Я философски глотнула вина и ответила:
— О превратностях судьбы: Янина сегодня стала прекраснейшей из женщин и по этой причине затаила обиду на Змея Горыныча; Елисей пытался слово свое сдержать — не приближаться к Кощею Бессмертному и едва не погиб от рук своего же охранника; я старалась ни во что не вмешиваться и чуть не погибла по глупой случайности.
— Ну и чего ты расстроилась? — поддержал меня Горыныч — горе-любовник. — Ведь все обошлось!
— Обидно, мы с Елисеем чуть на корм рыбам не пошли, а все стояли и лишь наблюдали, да еще видеосъемку вели, — я брезгливо положила на стол волшебный аппарат.
— Да щто ж ты так щпечалишься?!! Щничего бы с щтобой не щлучилось! — легкомысленно успокоил меня Соловей.
— Маша права, — неожиданно поддержал меня в моей печали Змей. — Ничего там не случилось бы только с Кощеем, он у нас бессмертный! Помереть не может!
В голове от расстройства шумело, очень хотелось поплакать. Или это не от расстройства? Кажется, опять наклюкалась!

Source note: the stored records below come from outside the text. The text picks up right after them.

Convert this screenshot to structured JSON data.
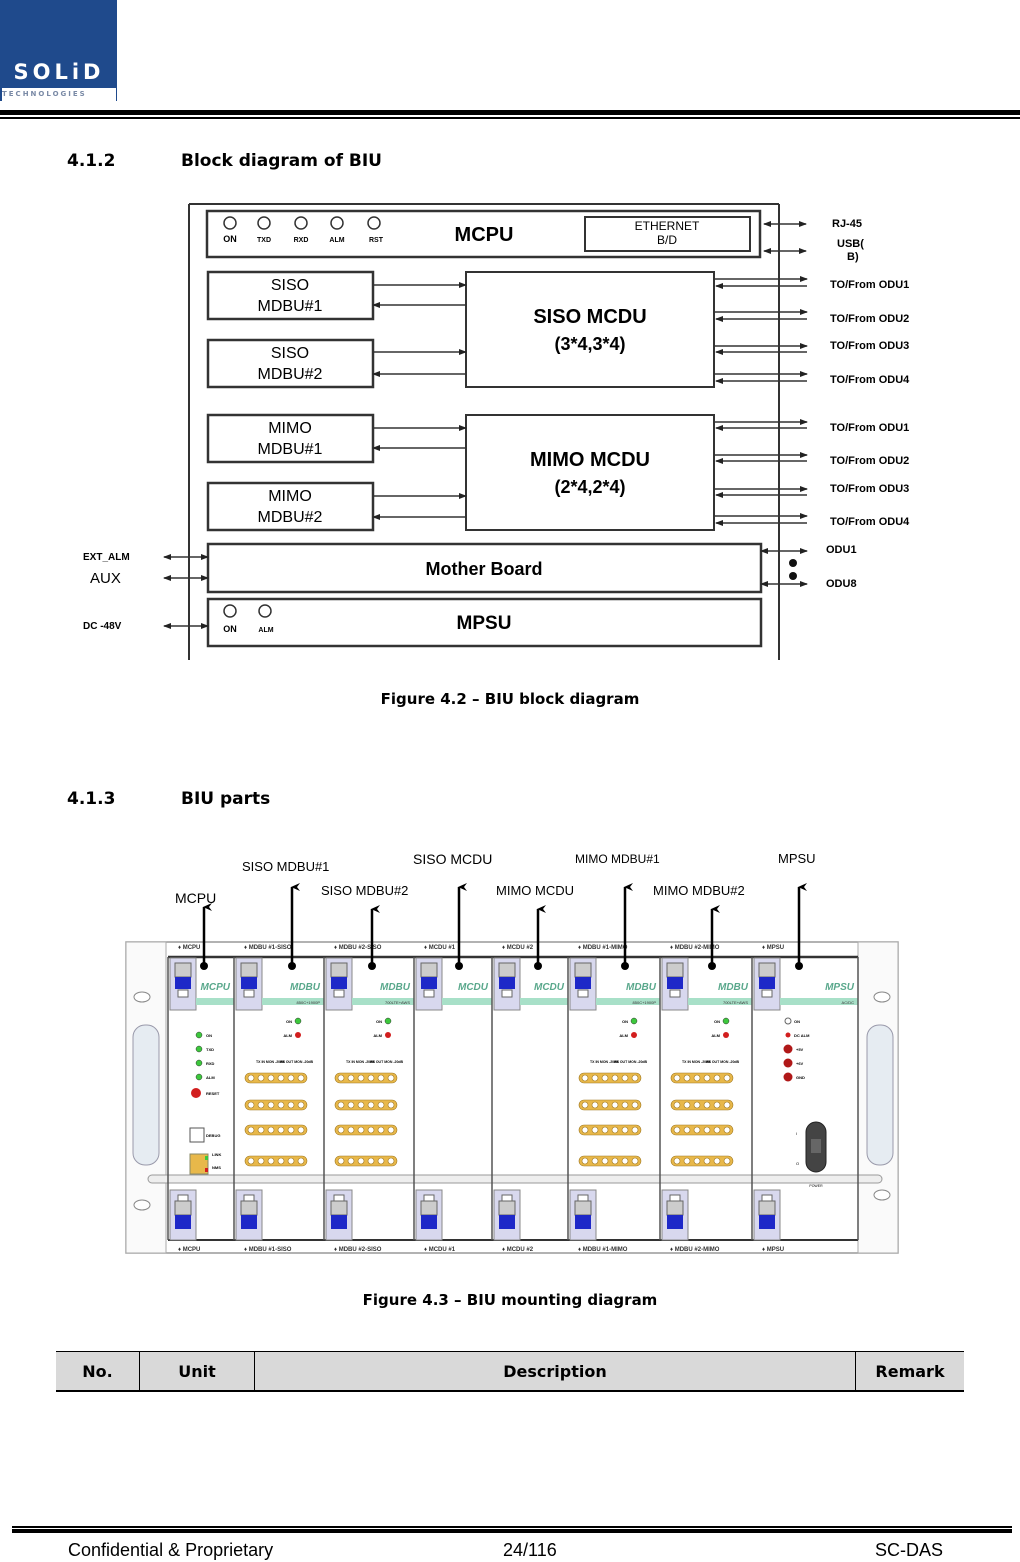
{
  "header": {
    "logo_text": "SOLiD",
    "logo_subtext": "TECHNOLOGIES",
    "logo_color": "#1f4a8c"
  },
  "sections": [
    {
      "number": "4.1.2",
      "title": "Block diagram of BIU"
    },
    {
      "number": "4.1.3",
      "title": "BIU parts"
    }
  ],
  "block_diagram": {
    "mcpu": {
      "label": "MCPU",
      "leds": [
        "ON",
        "TXD",
        "RXD",
        "ALM",
        "RST"
      ],
      "ethernet_label_1": "ETHERNET",
      "ethernet_label_2": "B/D"
    },
    "external_ports_top": [
      "RJ-45",
      "USB(",
      "B)"
    ],
    "siso_mdbu": [
      {
        "line1": "SISO",
        "line2": "MDBU#1"
      },
      {
        "line1": "SISO",
        "line2": "MDBU#2"
      }
    ],
    "mimo_mdbu": [
      {
        "line1": "MIMO",
        "line2": "MDBU#1"
      },
      {
        "line1": "MIMO",
        "line2": "MDBU#2"
      }
    ],
    "siso_mcdu": {
      "line1": "SISO MCDU",
      "line2": "(3*4,3*4)"
    },
    "mimo_mcdu": {
      "line1": "MIMO MCDU",
      "line2": "(2*4,2*4)"
    },
    "siso_outputs": [
      "TO/From ODU1",
      "TO/From ODU2",
      "TO/From ODU3",
      "TO/From ODU4"
    ],
    "mimo_outputs": [
      "TO/From ODU1",
      "TO/From ODU2",
      "TO/From ODU3",
      "TO/From ODU4"
    ],
    "mother_board": {
      "label": "Mother Board",
      "outputs": [
        "ODU1",
        "ODU8"
      ]
    },
    "mpsu": {
      "label": "MPSU",
      "leds": [
        "ON",
        "ALM"
      ]
    },
    "left_ports": [
      "EXT_ALM",
      "AUX",
      "DC -48V"
    ]
  },
  "figures": {
    "fig_4_2": "Figure 4.2 – BIU block diagram",
    "fig_4_3": "Figure 4.3 – BIU mounting diagram"
  },
  "mounting_diagram": {
    "callouts": [
      "MCPU",
      "SISO MDBU#1",
      "SISO MDBU#2",
      "SISO  MCDU",
      "MIMO MCDU",
      "MIMO MDBU#1",
      "MIMO MDBU#2",
      "MPSU"
    ],
    "slot_labels": [
      "♦ MCPU",
      "♦ MDBU #1-SISO",
      "♦ MDBU #2-SISO",
      "♦ MCDU #1",
      "♦ MCDU #2",
      "♦ MDBU #1-MIMO",
      "♦ MDBU #2-MIMO",
      "♦ MPSU"
    ],
    "module_names": [
      "MCPU",
      "MDBU",
      "MDBU",
      "MCDU",
      "MCDU",
      "MDBU",
      "MDBU",
      "MPSU"
    ],
    "module_subtitles": [
      "",
      "850C+1900P",
      "700LTE+AWS",
      "",
      "",
      "850C+1900P",
      "700LTE+AWS",
      "AC/DC"
    ],
    "mcpu_leds": [
      "ON",
      "TXD",
      "RXD",
      "ALM",
      "RESET"
    ],
    "mcpu_ports": [
      "DEBUG",
      "LINK",
      "NMS"
    ],
    "mdbu_leds": [
      "ON",
      "ALM"
    ],
    "mdbu_port_headers": [
      "TX IN MON -20dB",
      "RX OUT MON -20dB"
    ],
    "mpsu_leds": [
      "ON",
      "DC ALM",
      "+5V",
      "+6V",
      "GND"
    ],
    "mpsu_switch_label": "POWER",
    "led_colors": {
      "green": "#3cc83c",
      "red": "#d21e1e",
      "module_text": "#5aa88c",
      "slot_strip": "#a8e0c8",
      "handle": "#d8d8ee",
      "blue": "#1e28c8",
      "connector": "#e8b84a"
    }
  },
  "table": {
    "headers": [
      "No.",
      "Unit",
      "Description",
      "Remark"
    ]
  },
  "footer": {
    "left": "Confidential & Proprietary",
    "center": "24/116",
    "right": "SC-DAS"
  }
}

— Чего это не может?! А как же всем известная поэтическая последовательность? В море-океане — дуб — сундук — заяц — утка — яйцо — игла? — и, подняв вверх указательный палец, продекламировала могильным голосом: — А на конце той иглы смерть Кощеева находится! Сломай ту иголочку и убьешь злодея лютого!
Артистизм, подогретый Горынычевским вином, требовал выхода. Я вновь отпила из бокальчика и ждала аплодисментов, но их не последовало. Посмотрела на окружавших меня сказочных персонажей и Костю, на их лицах был написан ужас.
— Что я опять такого ляпнула?
— Ты только что произнесла вслух самый страшный секрет Кощея Бессмертного, — бесцветным голосом сказал Горыныч.
— Надо же, тогда я больше не буду, — по-пионерски пообещала я.
— Ты еще кому-нибудь это рассказывала? — в голосе Кости было столько беспокойства.
— Ванятке, — удивилась я активировавшейся вокруг меня нервозности.
— А щбогатырям, щтарушкам, Ещлисею? — с подозрением уточнил Соловей.
— А они разве не знают? — растерялась я.
— Маша, смерть Кощея — это большой и страшный секрет! — внушал мне, как дитю неразумному, кареглазенький.
— Ну, тогда, чтобы мы с Ванюшкой не разбалтывали ваши страшные секреты, отправьте нас домой, — жестко отбрила я, слегка протрезвев.
— Щтак ты щтам, у щебя щдома, щвсем щразболтаешь! — упрекнул меня Соловей.